I don't see any obvious heteroskedasticty....although lots of outliers.

1557508033611.png

Not fully normal, although I think its close enough. We have some extreme income which is why the outliers occur. They could be mistakes, but we have no way to know as that is what is reported.

1557508144713.png

I use White SE (with whole populations its uncertain if this matters).

In terms of linearity my understanding is that dummy variables do not have to address this. For the interval predictors these are partial residual plots...

1557508360823.png

This is the one I have the most doubt on (although you can argue this is not interval as it has only 67 distinct levels).

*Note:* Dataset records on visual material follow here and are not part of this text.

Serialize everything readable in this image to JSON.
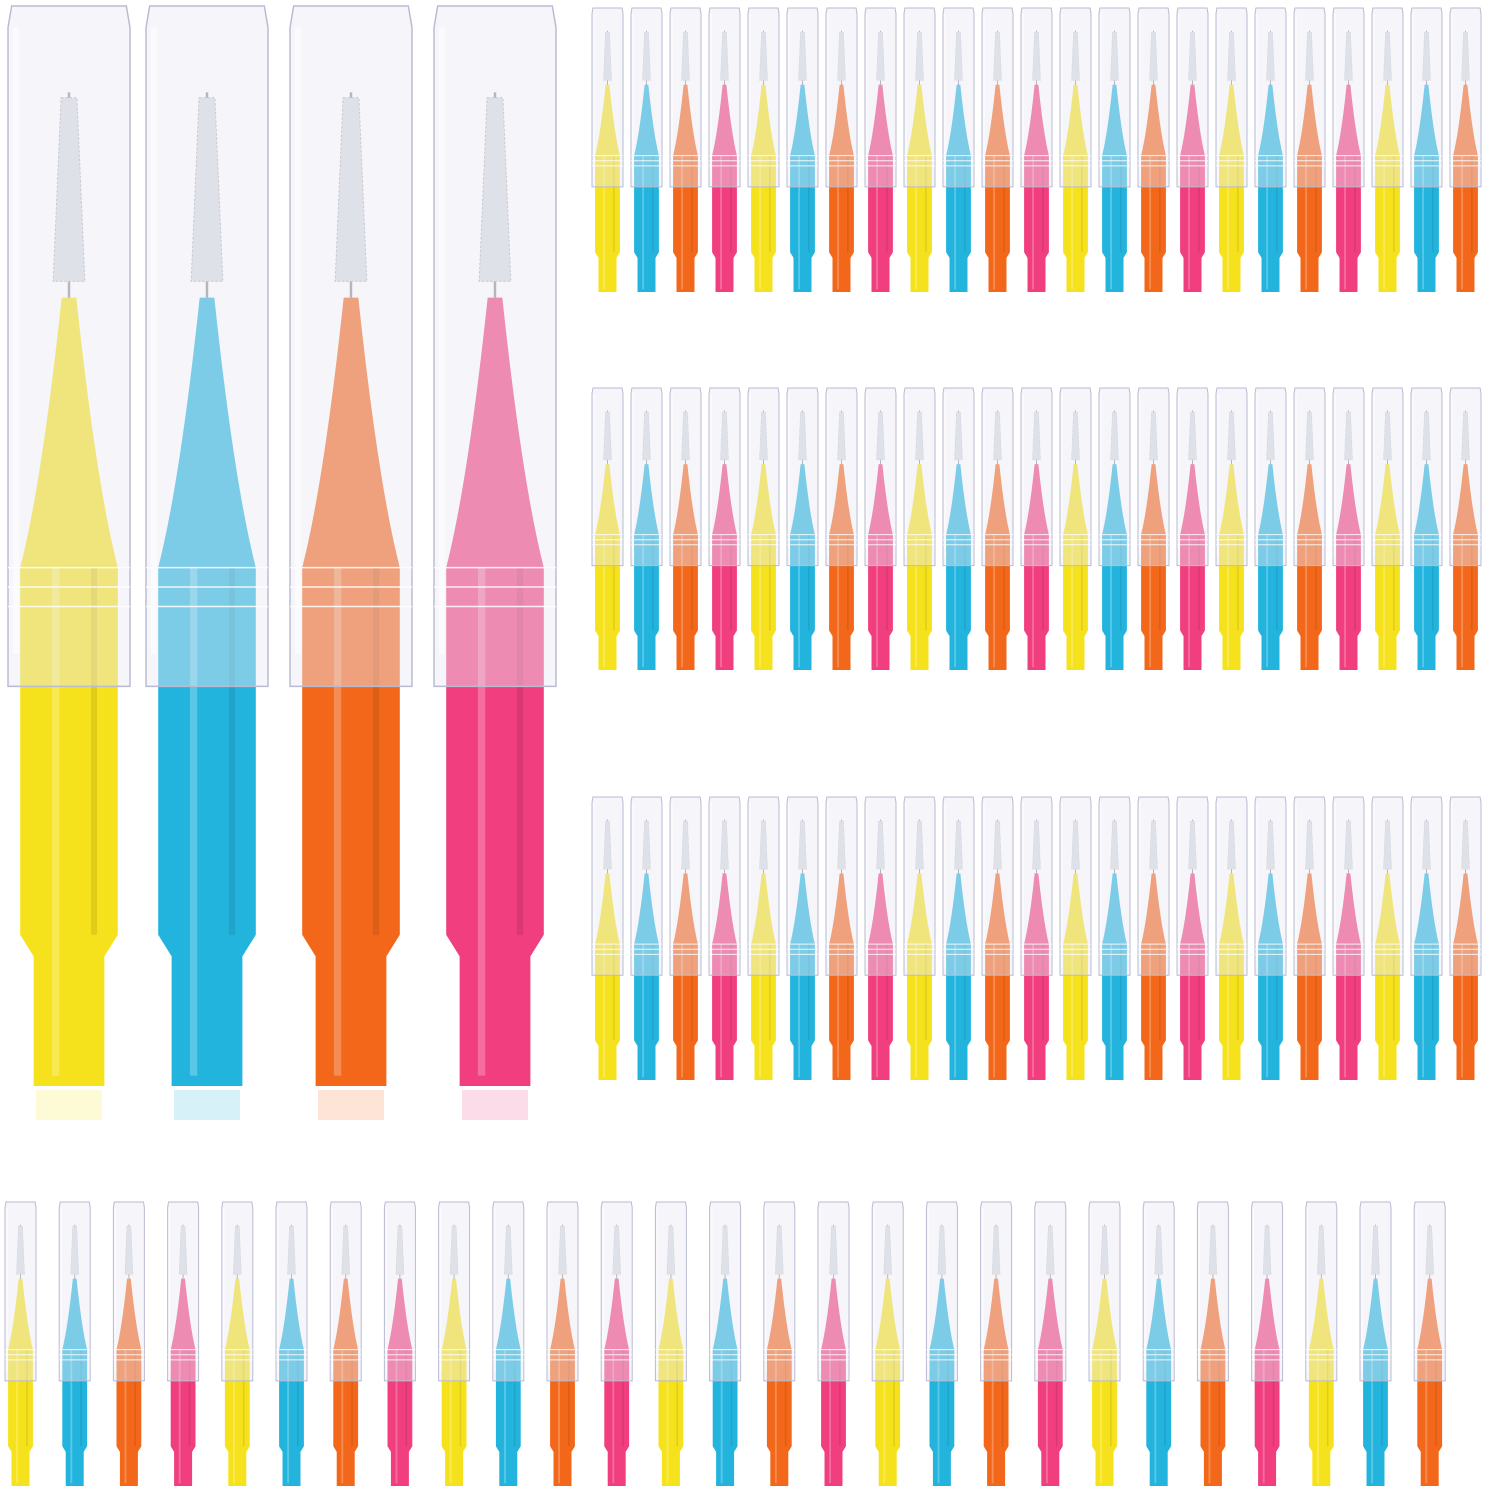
{
  "colors": {
    "yellow": "#f6e21c",
    "blue": "#23b4de",
    "orange": "#f2671a",
    "pink": "#f03e7e",
    "cap": "#e9e9f4",
    "bristle": "#d8dadf",
    "wire": "#8a8f96"
  },
  "featured_brushes": [
    "yellow",
    "blue",
    "orange",
    "pink"
  ],
  "grid_rows": [
    {
      "count": 23,
      "pattern": [
        "yellow",
        "blue",
        "orange",
        "pink"
      ]
    },
    {
      "count": 23,
      "pattern": [
        "yellow",
        "blue",
        "orange",
        "pink"
      ]
    },
    {
      "count": 23,
      "pattern": [
        "yellow",
        "blue",
        "orange",
        "pink"
      ]
    },
    {
      "count": 27,
      "pattern": [
        "yellow",
        "blue",
        "orange",
        "pink"
      ]
    }
  ]
}
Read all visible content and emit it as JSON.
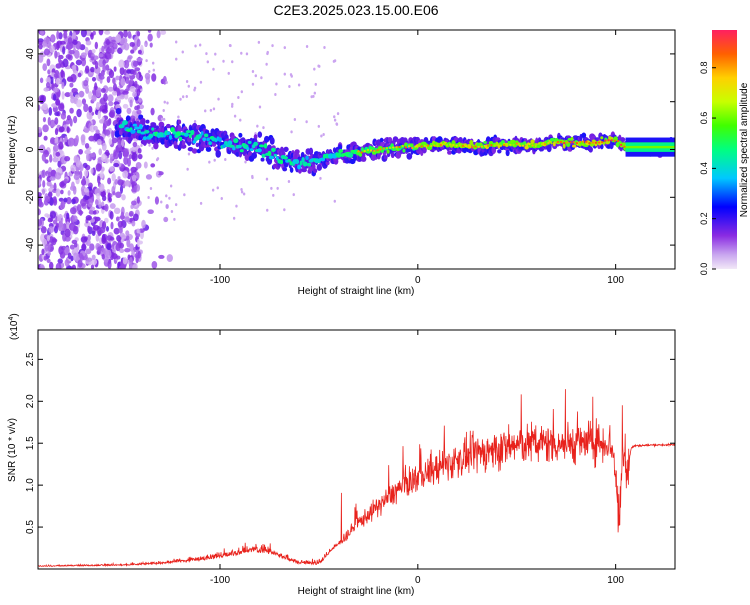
{
  "title": "C2E3.2025.023.15.00.E06",
  "chart_data": [
    {
      "type": "heatmap",
      "xlabel": "Height of straight line (km)",
      "ylabel": "Frequency (Hz)",
      "xlim": [
        -192,
        130
      ],
      "ylim": [
        -50,
        50
      ],
      "x_ticks": [
        -100,
        0,
        100
      ],
      "y_ticks": [
        -40,
        -20,
        0,
        20,
        40
      ],
      "colorbar": {
        "label": "Normalized spectral amplitude",
        "range": [
          0,
          0.95
        ],
        "ticks": [
          0.0,
          0.2,
          0.4,
          0.6,
          0.8
        ]
      },
      "ridge": {
        "x": [
          -150,
          -140,
          -130,
          -120,
          -110,
          -100,
          -90,
          -80,
          -70,
          -60,
          -50,
          -40,
          -30,
          -20,
          -10,
          0,
          10,
          20,
          30,
          40,
          50,
          60,
          70,
          80,
          90,
          100,
          105,
          130
        ],
        "y": [
          10,
          8,
          6,
          6,
          5,
          4,
          2,
          0,
          -3,
          -5,
          -4,
          -2,
          -1,
          0,
          1,
          1,
          2,
          2,
          1,
          2,
          2,
          2,
          3,
          3,
          3,
          4,
          1,
          1
        ]
      },
      "noise_region": "x < -140 broadband"
    },
    {
      "type": "line",
      "xlabel": "Height of straight line (km)",
      "ylabel": "SNR (10 * v/v)",
      "y_multiplier_label": "(x10",
      "y_multiplier_exp": "4",
      "xlim": [
        -192,
        130
      ],
      "ylim": [
        0,
        2.85
      ],
      "x_ticks": [
        -100,
        0,
        100
      ],
      "y_ticks": [
        0.5,
        1.0,
        1.5,
        2.0,
        2.5
      ],
      "series": [
        {
          "color": "#e8221c",
          "x": [
            -192,
            -150,
            -130,
            -110,
            -95,
            -85,
            -75,
            -65,
            -60,
            -50,
            -40,
            -30,
            -20,
            -10,
            0,
            10,
            20,
            30,
            40,
            50,
            60,
            70,
            80,
            90,
            98,
            100,
            102,
            104,
            106,
            108,
            110,
            120,
            130
          ],
          "y": [
            0.03,
            0.04,
            0.06,
            0.1,
            0.15,
            0.2,
            0.18,
            0.1,
            0.06,
            0.05,
            0.3,
            0.55,
            0.75,
            0.95,
            1.1,
            1.2,
            1.3,
            1.38,
            1.42,
            1.48,
            1.5,
            1.5,
            1.5,
            1.52,
            1.5,
            1.1,
            0.6,
            1.5,
            1.2,
            1.45,
            1.47,
            1.48,
            1.48
          ]
        }
      ]
    }
  ]
}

I don't see this as non-linear


1557508449018.png

I have lots of Multicolinearity (values of .98 or higher) but I am reluctant to remove any of them from the model.
 

noetsi

Fortran must die
#3
thanks Jake a lot. One problem is that I can tell from the literature when violations occur. But not when the violations are serious enough to matter. I am not sure with thousands of data points if normality and hetero make a difference because of the asymptotic nature of regression.

I use white's se just in case (which rarely matter).
 

hlsmith

Not a robit
#4
Well, run the model with and without the top and bottom 2.5% values (if you can systematically tease them out and know why they are there. Then see how sensitive the model results are to trimming them. You are typically gonna get some weirdness in the tails of the Q-Q plot. Even if you simulate from a propose normal process you can get slight deviations in tails. I would just test whether the inclusion and exclusion has any real impact on estimates.

Think about in time series analyses, a MA(2) model should only have autocorrelation spikes at lag 1 and 2, but by chance there can be slight additional spikes at other lags due to sampling variability. Same thing here, or if they aren't enough like the others and you know why in your data, you can add an indicator variable to represent them.